More important is the fact that many of her significant pieces are missing. Her painting, The Zebras was among the most popular in a 1943 group exhibition at the Metropolitan Museum of Art in New York; but in 1981, it was stolen from the psychiatric unit of The Los Angeles County Hospital, to which she had donated it in her son’s memory. It was never recovered. Johanna Hedva’s essay, “There is a There Here,” takes another lost painting, Untitled (Pregnant Woman, Man, Fetus) (1936), of which only a slide reproduction remains, as a point of departure for considering how Arledge’s archive “contains as many absences as presences.” Entire bodies of work were never documented, the full scope of which remains unknown.
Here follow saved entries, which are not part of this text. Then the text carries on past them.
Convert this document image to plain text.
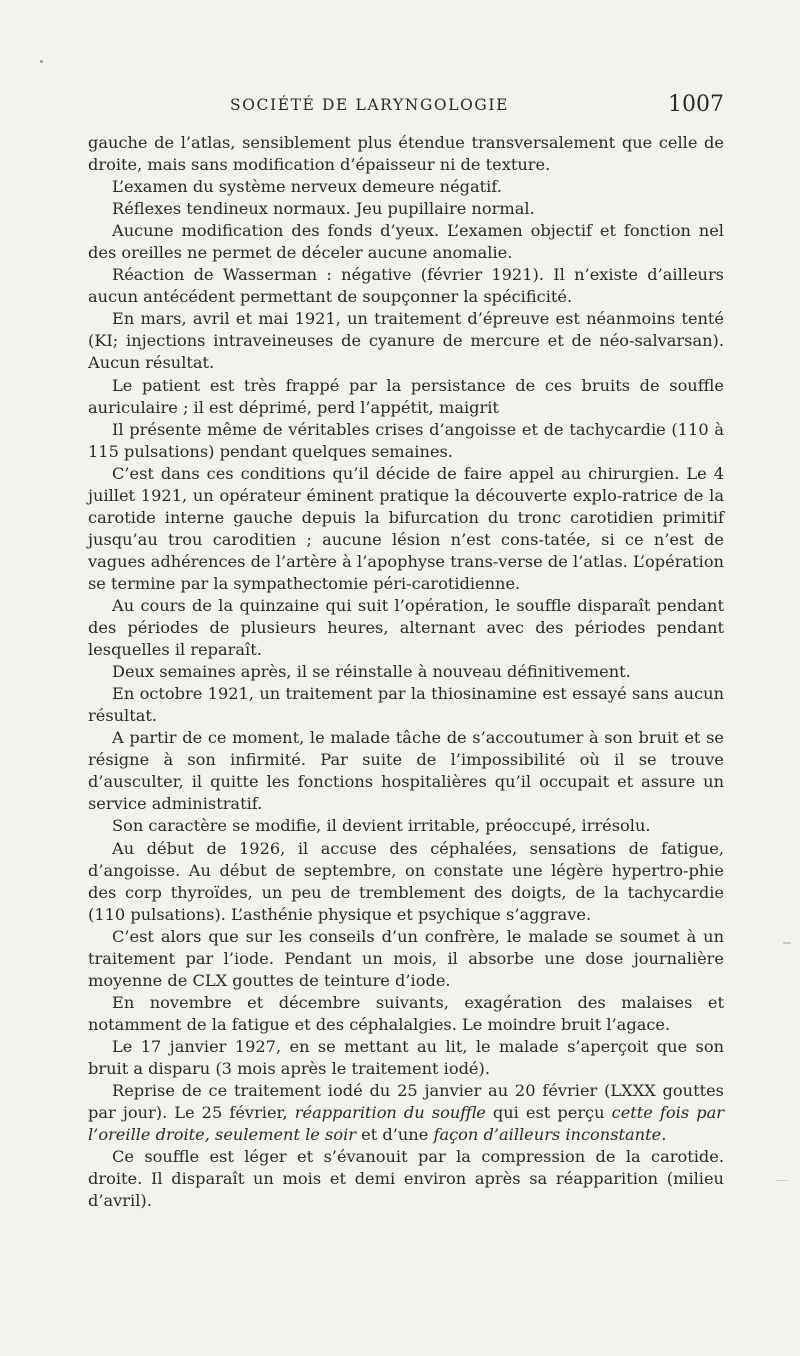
SOCIÉTÉ DE LARYNGOLOGIE	1007

gauche de l’atlas, sensiblement plus étendue transversalement que celle de droite, mais sans modification d’épaisseur ni de texture.

L’examen du système nerveux demeure négatif.

Réflexes tendineux normaux. Jeu pupillaire normal.

Aucune modification des fonds d’yeux. L’examen objectif et fonction nel des oreilles ne permet de déceler aucune anomalie.

Réaction de Wasserman : négative (février 1921). Il n’existe d’ailleurs aucun antécédent permettant de soupçonner la spécificité.

En mars, avril et mai 1921, un traitement d’épreuve est néanmoins tenté (KI; injections intraveineuses de cyanure de mercure et de néo-salvarsan). Aucun résultat.

Le patient est très frappé par la persistance de ces bruits de souffle auriculaire ; il est déprimé, perd l’appétit, maigrit

Il présente même de véritables crises d’angoisse et de tachycardie (110 à 115 pulsations) pendant quelques semaines.

C’est dans ces conditions qu’il décide de faire appel au chirurgien. Le 4 juillet 1921, un opérateur éminent pratique la découverte explo-ratrice de la carotide interne gauche depuis la bifurcation du tronc carotidien primitif jusqu’au trou caroditien ; aucune lésion n’est cons-tatée, si ce n’est de vagues adhérences de l’artère à l’apophyse trans-verse de l’atlas. L’opération se termine par la sympathectomie péri-carotidienne.

Au cours de la quinzaine qui suit l’opération, le souffle disparaît pendant des périodes de plusieurs heures, alternant avec des périodes pendant lesquelles il reparaît.

Deux semaines après, il se réinstalle à nouveau définitivement.

En octobre 1921, un traitement par la thiosinamine est essayé sans aucun résultat.

A partir de ce moment, le malade tâche de s’accoutumer à son bruit et se résigne à son infirmité. Par suite de l’impossibilité où il se trouve d’ausculter, il quitte les fonctions hospitalières qu’il occupait et assure un service administratif.

Son caractère se modifie, il devient irritable, préoccupé, irrésolu.

Au début de 1926, il accuse des céphalées, sensations de fatigue, d’angoisse. Au début de septembre, on constate une légère hypertro-phie des corp thyroïdes, un peu de tremblement des doigts, de la tachycardie (110 pulsations). L’asthénie physique et psychique s’aggrave.

C’est alors que sur les conseils d’un confrère, le malade se soumet à un traitement par l’iode. Pendant un mois, il absorbe une dose journalière moyenne de CLX gouttes de teinture d’iode.

En novembre et décembre suivants, exagération des malaises et notamment de la fatigue et des céphalalgies. Le moindre bruit l’agace.

Le 17 janvier 1927, en se mettant au lit, le malade s’aperçoit que son bruit a disparu (3 mois après le traitement iodé).

Reprise de ce traitement iodé du 25 janvier au 20 février (LXXX gouttes par jour). Le 25 février, réapparition du souffle qui est perçu cette fois par l’oreille droite, seulement le soir et d’une façon d’ailleurs inconstante.

Ce souffle est léger et s’évanouit par la compression de la carotide. droite. Il disparaît un mois et demi environ après sa réapparition (milieu d’avril).
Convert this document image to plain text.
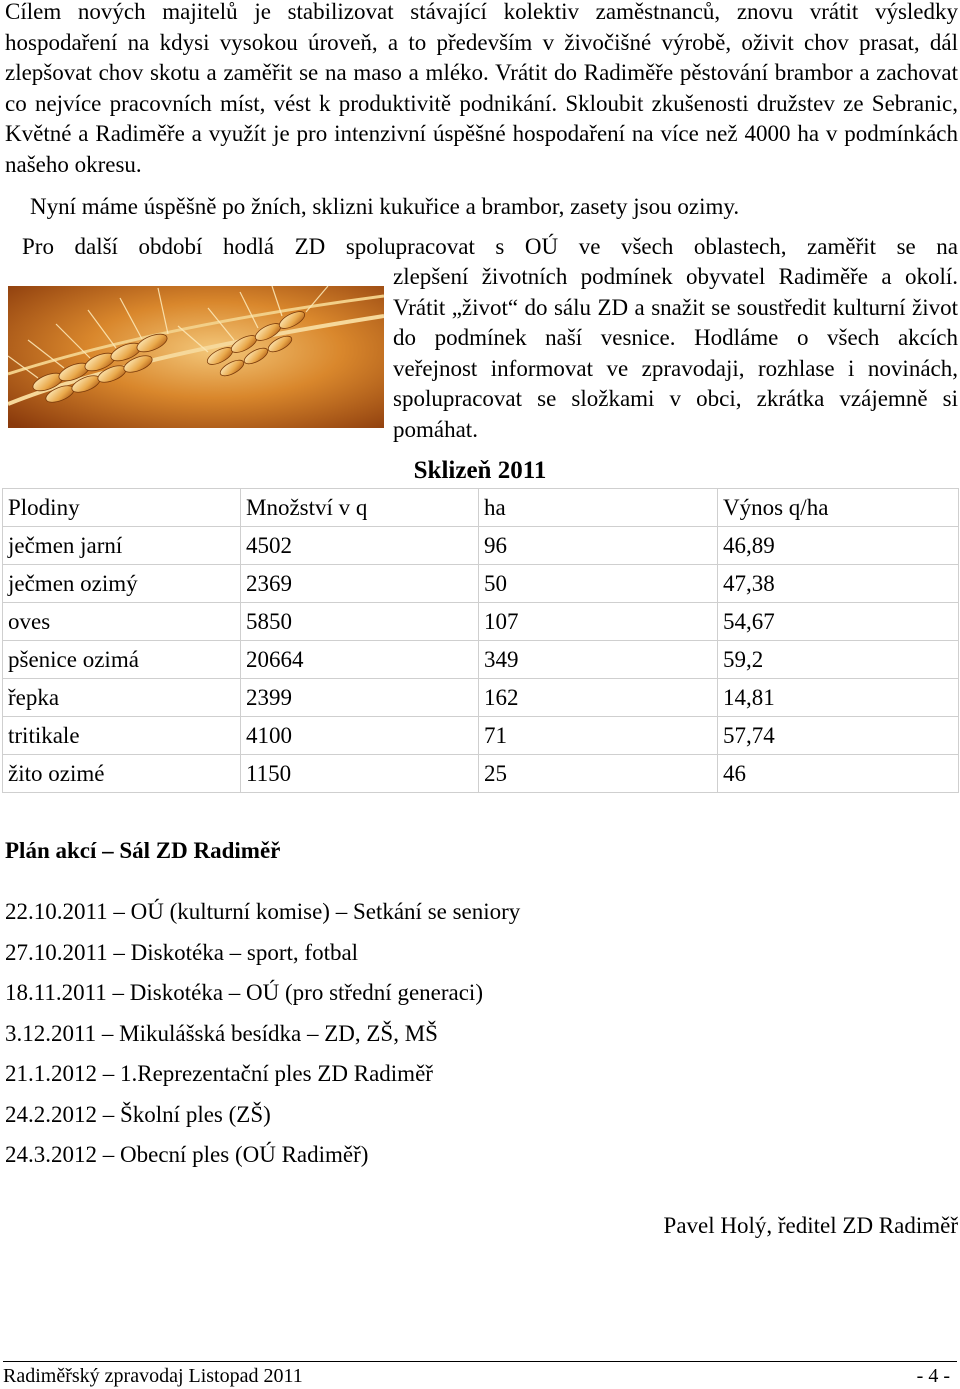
Cílem nových majitelů je stabilizovat stávající kolektiv zaměstnanců, znovu vrátit výsledky hospodaření na kdysi vysokou úroveň, a to především v živočišné výrobě, oživit chov prasat, dál zlepšovat chov skotu a zaměřit se na maso a mléko. Vrátit do Radiměře pěstování brambor a zachovat co nejvíce pracovních míst, vést k produktivitě podnikání. Skloubit zkušenosti družstev ze Sebranic, Květné a Radiměře a využít je pro intenzivní úspěšné hospodaření na více než 4000 ha v podmínkách našeho okresu.

Nyní máme úspěšně po žních, sklizni kukuřice a brambor, zasety jsou ozimy.

Pro další období hodlá ZD spolupracovat s OÚ ve všech oblastech, zaměřit se na

zlepšení životních podmínek obyvatel Radiměře a okolí. Vrátit „život“ do sálu ZD a snažit se soustředit kulturní život do podmínek naší vesnice. Hodláme o všech akcích veřejnost informovat ve zpravodaji, rozhlase i novinách, spolupracovat se složkami v obci, zkrátka vzájemně si pomáhat.

Sklizeň 2011
Plodiny	Množství v q	ha	Výnos q/ha
ječmen jarní	4502	96	46,89
ječmen ozimý	2369	50	47,38
oves	5850	107	54,67
pšenice ozimá	20664	349	59,2
řepka	2399	162	14,81
tritikale	4100	71	57,74
žito ozimé	1150	25	46
Plán akcí – Sál ZD Radiměř
22.10.2011 – OÚ (kulturní komise) – Setkání se seniory
27.10.2011 – Diskotéka – sport, fotbal
18.11.2011 – Diskotéka – OÚ (pro střední generaci)
3.12.2011 – Mikulášská besídka – ZD, ZŠ, MŠ
21.1.2012 – 1.Reprezentační ples ZD Radiměř
24.2.2012 – Školní ples (ZŠ)
24.3.2012 – Obecní ples (OÚ Radiměř)
Pavel Holý, ředitel ZD Radiměř
Radiměřský zpravodaj Listopad 2011	- 4 -
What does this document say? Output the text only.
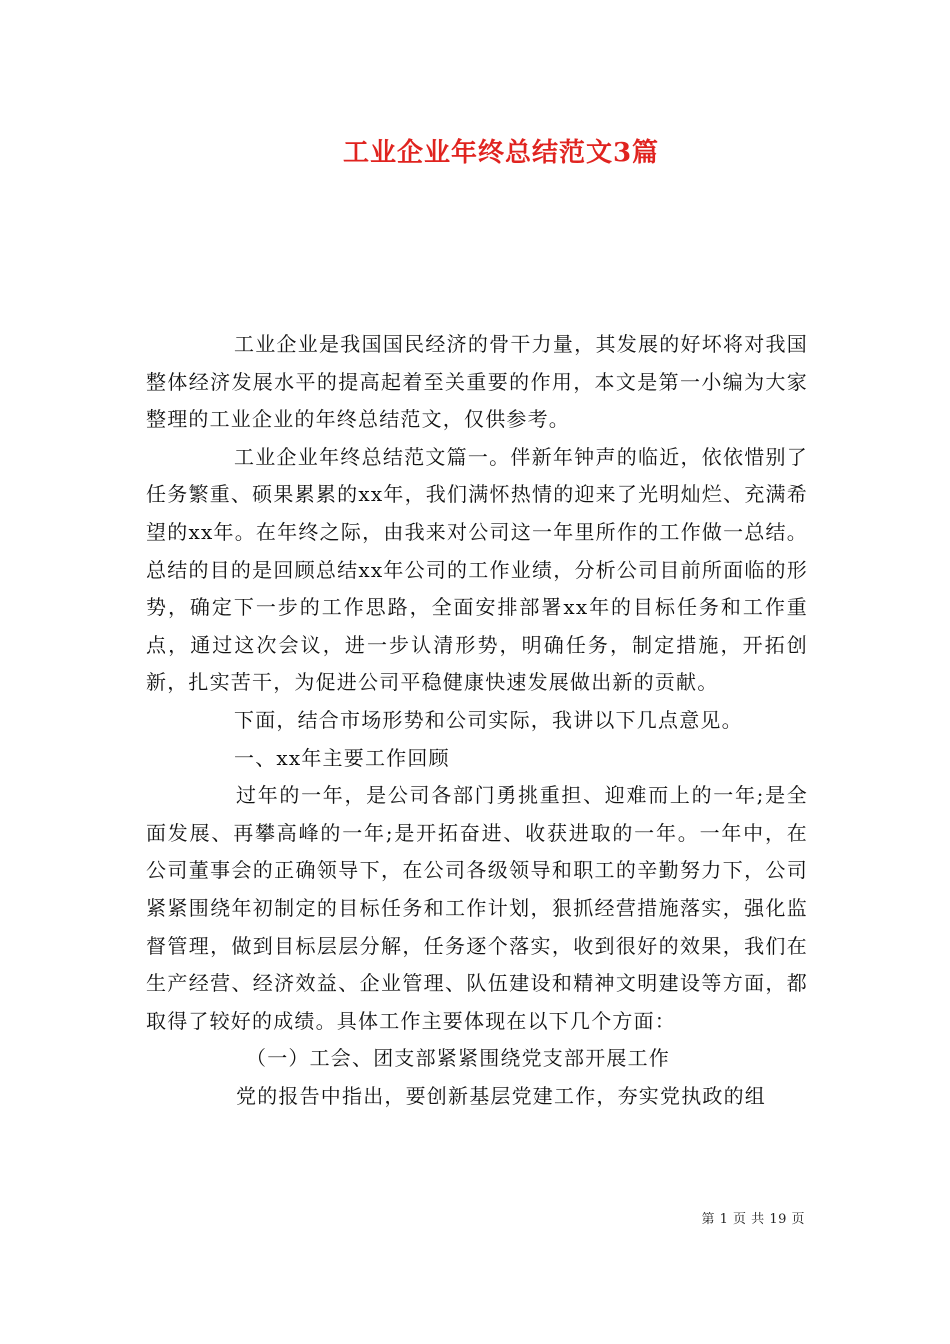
工业企业年终总结范文3篇

工业企业是我国国民经济的骨干力量，其发展的好坏将对我国整体经济发展水平的提高起着至关重要的作用，本文是第一小编为大家整理的工业企业的年终总结范文，仅供参考。

工业企业年终总结范文篇一。伴新年钟声的临近，依依惜别了任务繁重、硕果累累的xx年，我们满怀热情的迎来了光明灿烂、充满希望的xx年。在年终之际，由我来对公司这一年里所作的工作做一总结。总结的目的是回顾总结xx年公司的工作业绩，分析公司目前所面临的形势，确定下一步的工作思路，全面安排部署xx年的目标任务和工作重点，通过这次会议，进一步认清形势，明确任务，制定措施，开拓创新，扎实苦干，为促进公司平稳健康快速发展做出新的贡献。

下面，结合市场形势和公司实际，我讲以下几点意见。

一、xx年主要工作回顾

过年的一年，是公司各部门勇挑重担、迎难而上的一年;是全面发展、再攀高峰的一年;是开拓奋进、收获进取的一年。一年中，在公司董事会的正确领导下，在公司各级领导和职工的辛勤努力下，公司紧紧围绕年初制定的目标任务和工作计划，狠抓经营措施落实，强化监督管理，做到目标层层分解，任务逐个落实，收到很好的效果，我们在生产经营、经济效益、企业管理、队伍建设和精神文明建设等方面，都取得了较好的成绩。具体工作主要体现在以下几个方面：

（一）工会、团支部紧紧围绕党支部开展工作

党的报告中指出，要创新基层党建工作，夯实党执政的组

第 1 页 共 19 页
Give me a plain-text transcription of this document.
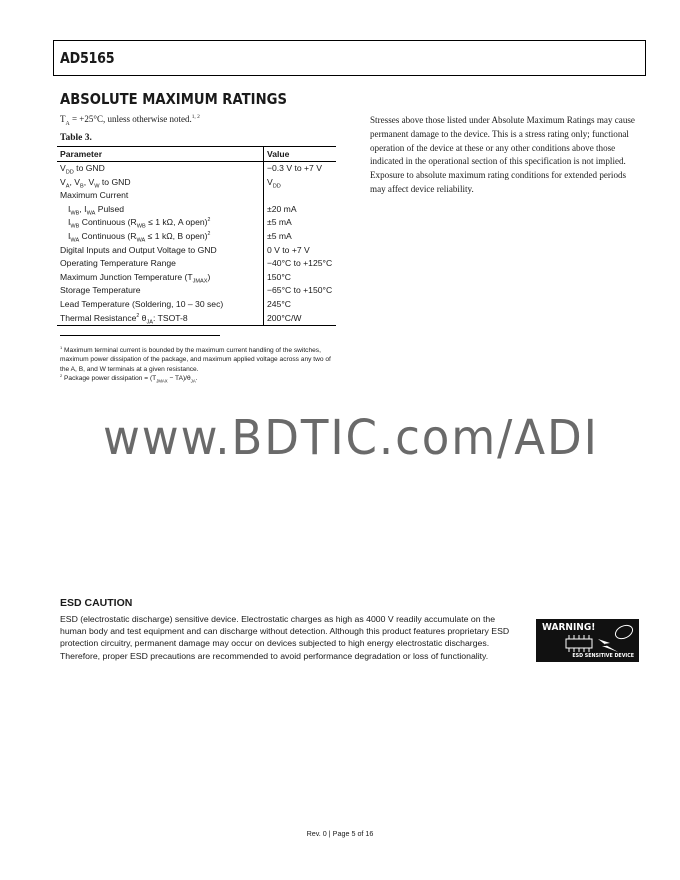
AD5165
ABSOLUTE MAXIMUM RATINGS
$T_A = +25^\circ C$, unless otherwise noted.$^{1, 2}$
Table 3.
Parameter	Value
$V_{DD}$ to GND	−0.3 V to +7 V
$V_A$, $V_B$, $V_W$ to GND	$V_{DD}$
Maximum Current	
$I_{WB}$, $I_{WA}$ Pulsed	±20 mA
$I_{WB}$ Continuous ($R_{WB} \le 1$ kΩ, A open)$^2$	±5 mA
$I_{WA}$ Continuous ($R_{WA} \le 1$ kΩ, B open)$^2$	±5 mA
Digital Inputs and Output Voltage to GND	0 V to +7 V
Operating Temperature Range	−40°C to +125°C
Maximum Junction Temperature $(T_{JMAX})$	150°C
Storage Temperature	−65°C to +150°C
Lead Temperature (Soldering, 10 – 30 sec)	245°C
Thermal Resistance$^2$ $\theta_{JA}$: TSOT-8	200°C/W

$^1$ Maximum terminal current is bounded by the maximum current handling of the switches, maximum power dissipation of the package, and maximum applied voltage across any two of the A, B, and W terminals at a given resistance.

$^2$ Package power dissipation = $(T_{JMAX} - TA)/\theta_{JA}$.

Stresses above those listed under Absolute Maximum Ratings may cause permanent damage to the device. This is a stress rating only; functional operation of the device at these or any other conditions above those indicated in the operational section of this specification is not implied. Exposure to absolute maximum rating conditions for extended periods may affect device reliability.
www.BDTIC.com/ADI
ESD CAUTION
ESD (electrostatic discharge) sensitive device. Electrostatic charges as high as 4000 V readily accumulate on the human body and test equipment and can discharge without detection. Although this product features proprietary ESD protection circuitry, permanent damage may occur on devices subjected to high energy electrostatic discharges. Therefore, proper ESD precautions are recommended to avoid performance degradation or loss of functionality.
WARNING!
ESD SENSITIVE DEVICE
Rev. 0 | Page 5 of 16
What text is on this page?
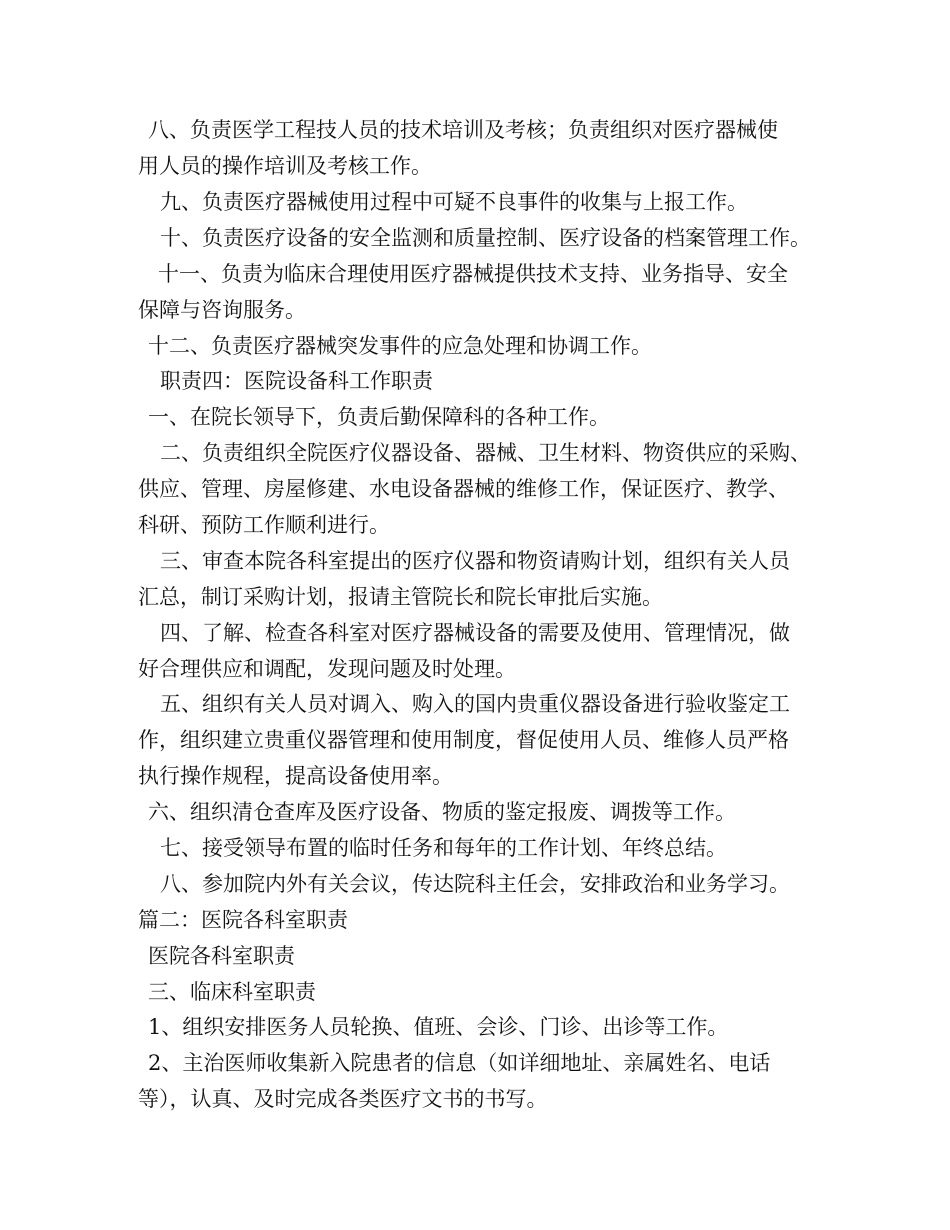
八、负责医学工程技人员的技术培训及考核；负责组织对医疗器械使

用人员的操作培训及考核工作。

九、负责医疗器械使用过程中可疑不良事件的收集与上报工作。

十、负责医疗设备的安全监测和质量控制、医疗设备的档案管理工作。

十一、负责为临床合理使用医疗器械提供技术支持、业务指导、安全

保障与咨询服务。

十二、负责医疗器械突发事件的应急处理和协调工作。

职责四：医院设备科工作职责

一、在院长领导下，负责后勤保障科的各种工作。

二、负责组织全院医疗仪器设备、器械、卫生材料、物资供应的采购、

供应、管理、房屋修建、水电设备器械的维修工作，保证医疗、教学、

科研、预防工作顺利进行。

三、审查本院各科室提出的医疗仪器和物资请购计划，组织有关人员

汇总，制订采购计划，报请主管院长和院长审批后实施。

四、了解、检查各科室对医疗器械设备的需要及使用、管理情况，做

好合理供应和调配，发现问题及时处理。

五、组织有关人员对调入、购入的国内贵重仪器设备进行验收鉴定工

作，组织建立贵重仪器管理和使用制度，督促使用人员、维修人员严格

执行操作规程，提高设备使用率。

六、组织清仓查库及医疗设备、物质的鉴定报废、调拨等工作。

七、接受领导布置的临时任务和每年的工作计划、年终总结。

八、参加院内外有关会议，传达院科主任会，安排政治和业务学习。

篇二：医院各科室职责

医院各科室职责

三、临床科室职责

1、组织安排医务人员轮换、值班、会诊、门诊、出诊等工作。

2、主治医师收集新入院患者的信息（如详细地址、亲属姓名、电话

等），认真、及时完成各类医疗文书的书写。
Ultimately, the book is valuable for underscoring the voids in Arledge’s archive as it is for elucidating her significance as an artist. One is led to wonder how many other worthy artists’ work has been completely forgotten or irretrievably lost as a result of neglect, discrimination, lack of support, or for other reasons. Arledge’s artwork and papers survive because a small but devoted group of friends and supporters saw fit to preserve them. Owing to that preservation and the Armory’s publication, her art lives on. Its continued relevance is underlined by the final essay, Sarah McColl’s “Quick Questions,” which playfully responds to Arledge’s 1958 video, What is a Man? When an artist leaves behind as many questions as she answers, her successors must invent rejoinders of their own.